Today I did manage to do some work on both pieces and while it felt a little odd changing gear it was OK. Hoping I’ll just get used to it, although I strongly suspect there’ll be a fair bit of overlap between the pieces because of doing them at the same time.

Mostly I was reading today. I nestled myself down in the beanbag after a bit of a traumatic house-morning, with Prokofiev Violin Sonatas playing (yes, I know there’s no quarter-tones there!) and pulled out the catalogue for the Tate Miró exhibition. Unfortunately there doesn’t seem to be an essay in it that specifically looks at his use of ladders in his paintings, but I did find one on his Catalan peasants, which is a motif which he seems to have combined with the ladder in later works. So I read about the Catalan peasants, which yielded the unexpected and rather fascinating information that this series of paintings (you can see them in a Google image search for “Miro Catalan peasant”) didn’t in fact progress from complex to simple, but oscillated back and forth:

What seems to have happened was not a simple, single-track movement towards the void, but an oscillation between the desire to fill and the desire to empty the picture space. (p. 62, ‘Miró’s Catalan Peasants’ by Christopher Green)

For some reason I find this fascinating. I’m not sure whether or how useful it will be in constructing Ladders of Escape but it’s making me think thoughtful thoughts about the role of “the void” as Green puts it, and how that might translate into music. The obvious parallel is silence, but it could also be stasis in contrast to movement, thin texture as opposed to thick, any one of a whole bunch of parameters. My next step really needs to be to pull out the little bit of the first movement I started before we moved and see what I think of it and how it fits in with my current thinking about this piece.

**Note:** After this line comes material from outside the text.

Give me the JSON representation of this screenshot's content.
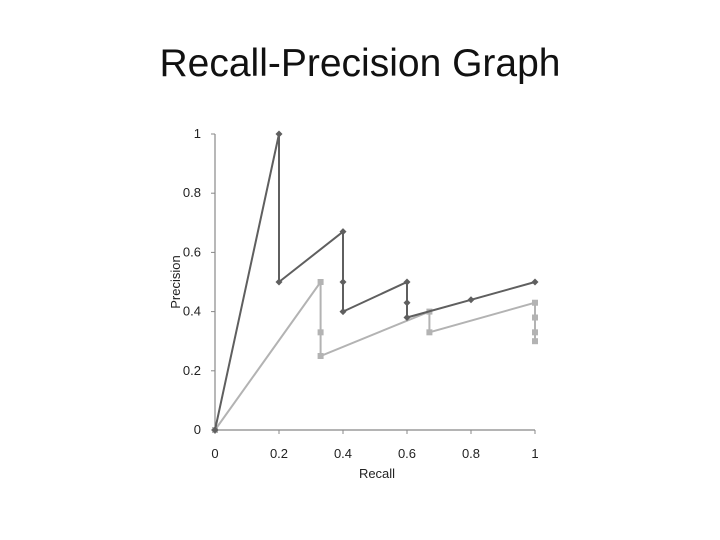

Ladders was always going to be in three movements, but it’s only today that I think I’m starting to find a structural approach to Lilies on the Silver Sea. As regular readers will know, most of my work tends towards the miniature, but I think this piece for Carla needs to be more substantial and I wasn’t sure how to deal with that, especially when writing for a single instrument. Last night on Twitter, however, Marc Yeats shared the links for his two pieces written for Carla with me.

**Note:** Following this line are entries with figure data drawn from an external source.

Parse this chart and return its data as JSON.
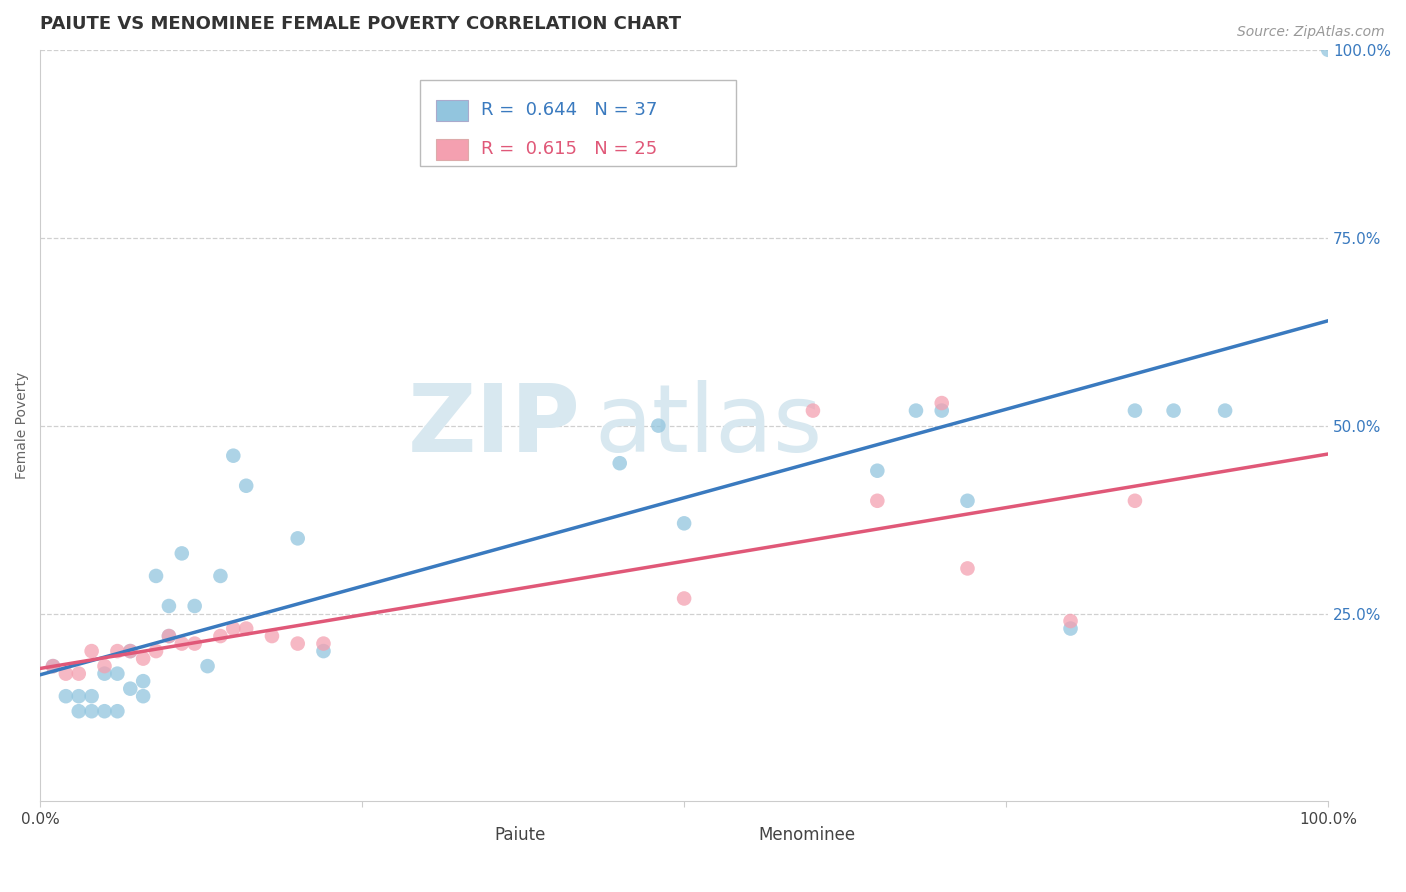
{
  "title": "PAIUTE VS MENOMINEE FEMALE POVERTY CORRELATION CHART",
  "source": "Source: ZipAtlas.com",
  "ylabel": "Female Poverty",
  "xlim": [
    0,
    1
  ],
  "ylim": [
    0,
    1
  ],
  "ytick_labels": [
    "25.0%",
    "50.0%",
    "75.0%",
    "100.0%"
  ],
  "ytick_positions": [
    0.25,
    0.5,
    0.75,
    1.0
  ],
  "paiute_color": "#92c5de",
  "menominee_color": "#f4a0b0",
  "paiute_line_color": "#3a7abf",
  "menominee_line_color": "#e05878",
  "R_paiute": 0.644,
  "N_paiute": 37,
  "R_menominee": 0.615,
  "N_menominee": 25,
  "watermark_zip": "ZIP",
  "watermark_atlas": "atlas",
  "background_color": "#ffffff",
  "grid_color": "#d0d0d0",
  "paiute_x": [
    0.01,
    0.02,
    0.03,
    0.03,
    0.04,
    0.04,
    0.05,
    0.05,
    0.06,
    0.06,
    0.07,
    0.07,
    0.08,
    0.08,
    0.09,
    0.1,
    0.1,
    0.11,
    0.12,
    0.13,
    0.14,
    0.15,
    0.16,
    0.2,
    0.22,
    0.45,
    0.48,
    0.5,
    0.65,
    0.68,
    0.7,
    0.72,
    0.8,
    0.85,
    0.88,
    0.92,
    1.0
  ],
  "paiute_y": [
    0.18,
    0.14,
    0.14,
    0.12,
    0.14,
    0.12,
    0.17,
    0.12,
    0.17,
    0.12,
    0.2,
    0.15,
    0.16,
    0.14,
    0.3,
    0.26,
    0.22,
    0.33,
    0.26,
    0.18,
    0.3,
    0.46,
    0.42,
    0.35,
    0.2,
    0.45,
    0.5,
    0.37,
    0.44,
    0.52,
    0.52,
    0.4,
    0.23,
    0.52,
    0.52,
    0.52,
    1.0
  ],
  "menominee_x": [
    0.01,
    0.02,
    0.03,
    0.04,
    0.05,
    0.06,
    0.07,
    0.08,
    0.09,
    0.1,
    0.11,
    0.12,
    0.14,
    0.15,
    0.16,
    0.18,
    0.2,
    0.22,
    0.5,
    0.6,
    0.65,
    0.7,
    0.72,
    0.8,
    0.85
  ],
  "menominee_y": [
    0.18,
    0.17,
    0.17,
    0.2,
    0.18,
    0.2,
    0.2,
    0.19,
    0.2,
    0.22,
    0.21,
    0.21,
    0.22,
    0.23,
    0.23,
    0.22,
    0.21,
    0.21,
    0.27,
    0.52,
    0.4,
    0.53,
    0.31,
    0.24,
    0.4
  ],
  "title_fontsize": 13,
  "axis_label_fontsize": 10,
  "tick_fontsize": 11,
  "legend_fontsize": 13,
  "source_fontsize": 10,
  "marker_size": 110
}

First up, everyone needs to listen to his 2003 piece Have Heard This Dialogue of One because it is absolutely gorgeous. And when you’re done with that, pop over to the page for Strange and Artificial Echoes, a new piece, written this year so not recorded yet. I find Marc’s approach to structure for this piece intriguing – short sections which can be combined to make a long piece or a short piece, depending on what the performer needs/wants. While I’m not sure that I’d like to mix up my plan that much – after all there is a narrative somewhere at the bottom of all this, however vague – I do like the idea of short sections combining to form a whole.

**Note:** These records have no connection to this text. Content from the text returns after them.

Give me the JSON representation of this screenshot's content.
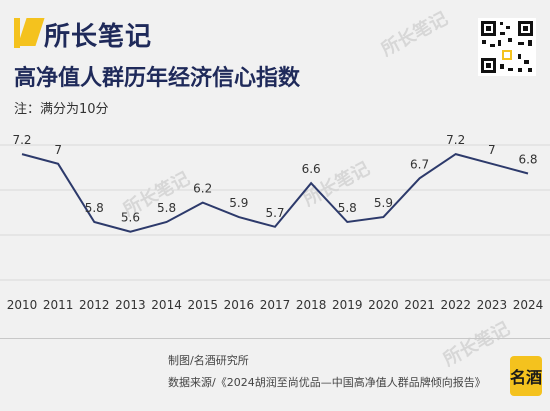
{
  "brand": {
    "name": "所长笔记",
    "stamp": "名酒"
  },
  "chart_data": {
    "type": "line",
    "title": "高净值人群历年经济信心指数",
    "note": "注：满分为10分",
    "categories": [
      "2010",
      "2011",
      "2012",
      "2013",
      "2014",
      "2015",
      "2016",
      "2017",
      "2018",
      "2019",
      "2020",
      "2021",
      "2022",
      "2023",
      "2024"
    ],
    "series": [
      {
        "values": [
          7.2,
          7,
          5.8,
          5.6,
          5.8,
          6.2,
          5.9,
          5.7,
          6.6,
          5.8,
          5.9,
          6.7,
          7.2,
          7,
          6.8
        ]
      }
    ],
    "value_labels": [
      "7.2",
      "7",
      "5.8",
      "5.6",
      "5.8",
      "6.2",
      "5.9",
      "5.7",
      "6.6",
      "5.8",
      "5.9",
      "6.7",
      "7.2",
      "7",
      "6.8"
    ],
    "ylim": [
      4.5,
      7.8
    ],
    "grid": true,
    "colors": {
      "line": "#2d3a6b",
      "grid": "#d9d9d9"
    }
  },
  "footer": {
    "maker": "制图/名酒研究所",
    "source": "数据来源/《2024胡润至尚优品—中国高净值人群品牌倾向报告》"
  }
}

My reading for Lilies today involved digging my Narnia books out of the depths of a dusty moving box and re-reading the last two chapters of Voyage of the Dawn Treader. Having done this and pulled out some salient passages, I have a better idea of the number of ideas I’m thinking about dealing with in this piece. It’s also brought home to me a rather scary thing which is that, as most of you will no doubt know, the end of Voyage of the Dawn Treader is about the approach to heaven which all makes me feel rather arrogant and inadequate for trying to convey such a thing in music at all! It’s a good thing I don’t have any delusions of trying to express exactly what’s described but am using the prose as a starting point for purely musical ideas because otherwise I suspect it would be doomed to failure.

However, the reading emphasises the passage of environments – from crystal-clear water, through a carpet of lilies, and finally, wading through shallow water to sand and soft lawn – which I think I may try to use. It forms a natural progression of sections and I’m thinking that I might even try different approaches to using the quarter-tones for each section. Will see how I go 🙂

I had in my plan for the day to get to real notes, but alas it has not been the case – too much plumbing and scrubbing, but hopefully tomorrow (painting on of aluminium wood primer which needs 24 hours to dry) will see more progress in that department.